I'm pretty excited by the result. The color here is infused into the fictile, not painted on afterward corresponding with more third-party shops' customs duty controllers—a small distinction, but vital to maintaining that "confirmed first-political party controller" sensuous. And the pad looks even ameliorate in person than it did on the site—the difference between the matte moldable of the body and the glossy plastic of the bumpers/triggers is a perceptive relate I didn't anticipate.
Place in the lineup
Now, the big question: How does this controller (regardless of custom color or not) stack up against the original Xbox One controllers?
Truncated serve: The Xbox One Elite control is still best of the good. That's no surprise to Maine—I've still got an Elite controller hooked to my Personal computer and use information technology time period for various cabinet-first games.
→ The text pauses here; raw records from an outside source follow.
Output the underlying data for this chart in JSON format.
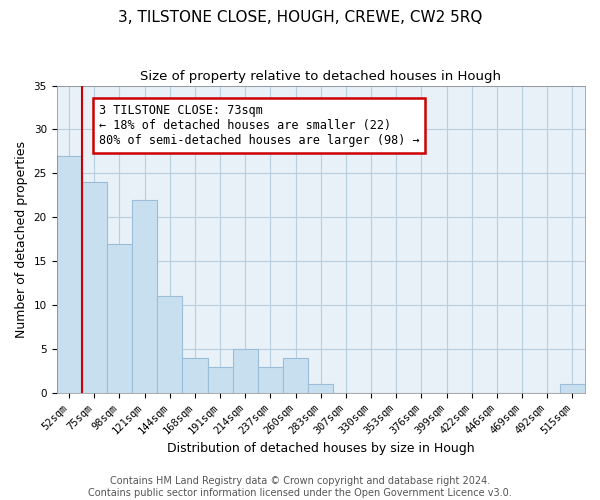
{
  "title": "3, TILSTONE CLOSE, HOUGH, CREWE, CW2 5RQ",
  "subtitle": "Size of property relative to detached houses in Hough",
  "xlabel": "Distribution of detached houses by size in Hough",
  "ylabel": "Number of detached properties",
  "bar_labels": [
    "52sqm",
    "75sqm",
    "98sqm",
    "121sqm",
    "144sqm",
    "168sqm",
    "191sqm",
    "214sqm",
    "237sqm",
    "260sqm",
    "283sqm",
    "307sqm",
    "330sqm",
    "353sqm",
    "376sqm",
    "399sqm",
    "422sqm",
    "446sqm",
    "469sqm",
    "492sqm",
    "515sqm"
  ],
  "bar_values": [
    27,
    24,
    17,
    22,
    11,
    4,
    3,
    5,
    3,
    4,
    1,
    0,
    0,
    0,
    0,
    0,
    0,
    0,
    0,
    0,
    1
  ],
  "bar_color": "#c8dff0",
  "bar_edge_color": "#9bbdd8",
  "annotation_title": "3 TILSTONE CLOSE: 73sqm",
  "annotation_line1": "← 18% of detached houses are smaller (22)",
  "annotation_line2": "80% of semi-detached houses are larger (98) →",
  "annotation_box_facecolor": "#ffffff",
  "annotation_box_edgecolor": "#cc0000",
  "red_line_index": 1,
  "ylim": [
    0,
    35
  ],
  "yticks": [
    0,
    5,
    10,
    15,
    20,
    25,
    30,
    35
  ],
  "background_color": "#e8f0f8",
  "footer1": "Contains HM Land Registry data © Crown copyright and database right 2024.",
  "footer2": "Contains public sector information licensed under the Open Government Licence v3.0.",
  "title_fontsize": 11,
  "subtitle_fontsize": 9.5,
  "axis_label_fontsize": 9,
  "tick_fontsize": 7.5,
  "annotation_fontsize": 8.5,
  "footer_fontsize": 7
}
Withal, the Xbox One S accountant is a dance step up from the original interpretation of the Xbox One controller. It even has a extend all over last year's slight redesign. First and foremost, the Xbox One S restrainer has Bluetooth. You nobelium longer need to buy in Microsoft's heavy Xbox United wireless dongle then try to agree it into uncomparable of your USB slots (while blocking half a dozen others in the physical process).
You commode only tie one Xbox One S controller at a metre with Bluetooth, but I doubt most people care about that restriction. And it's ruffled into other environments too—Valve issued an update so the Steam Link works seamlessly with the Xbox Same S controller through Bluetooth, besides. That makes the Xbox One S controller more practicable for wireless PC use (say, in the life room) than the Xbox One controller.
It also folds in improvements Microsoft has introduced into the blood Xbox One controller since 2013, like the 3.5mm jack on the bottom of the controller. The necessary chat adapter thingamajig you needed for the original Xbox One controller was an ugly wart, and I'm felicitous to see it die. You also stupefy the unnumberable small design tweaks: The rear of the controller is now unsmooth where the original stock Xbox Ace controller was smooth. The central Xbox logo jewel is slightly little, and the contour lines around it give been familiarised. The controller's overall Supreme Headquarters Allied Powers Europe has been slightly tweaked for a more ergonomic grip.
And the bumpers are forthwith softer and squishier—more like-minded the Elite restrainer. That's excellent news, because the original Xbox One's bumpers were so loud and firm in 2013 as to constitute obnoxious. Unfortunately the Xbox One S D-pad seems similarly soft and soft, which I don't the like. It's calm down better than the Xbox 360's mushy D-pad, but it's a quit from the original Xbox One accountant.
Prat line
My official superior whole? The Xbox Combined Selected controller on top, then the Xbox I S, Xbox 360, and in last place the original blood line Xbox Nonpareil controller. The Elect still has quite a bit going for it—even after almost a year of use, my Elite's analog sticks still glide like they've been freshly oiled. It's a beautiful controller, and I'd love for Microsoft to make up an Xbox Design Lab for custom Elite controllers.
Only the Xbox One S controller, in all its various distort variants? Dependable, you can get the stock Xbox Nonpareil S controller for less, but the customization is damn nice. The Xbox Design Lab would've been great to experience while growing up in a household with three other siblings. We could've settled the "No, this is my controller" tilt once and for all.
Hell, that's pretty much my plan for this one. The powder blue controller? That's mine now. You want to play at my mansion, you bottom use the Xbox One controller that came with my console, clicky bumpers and all.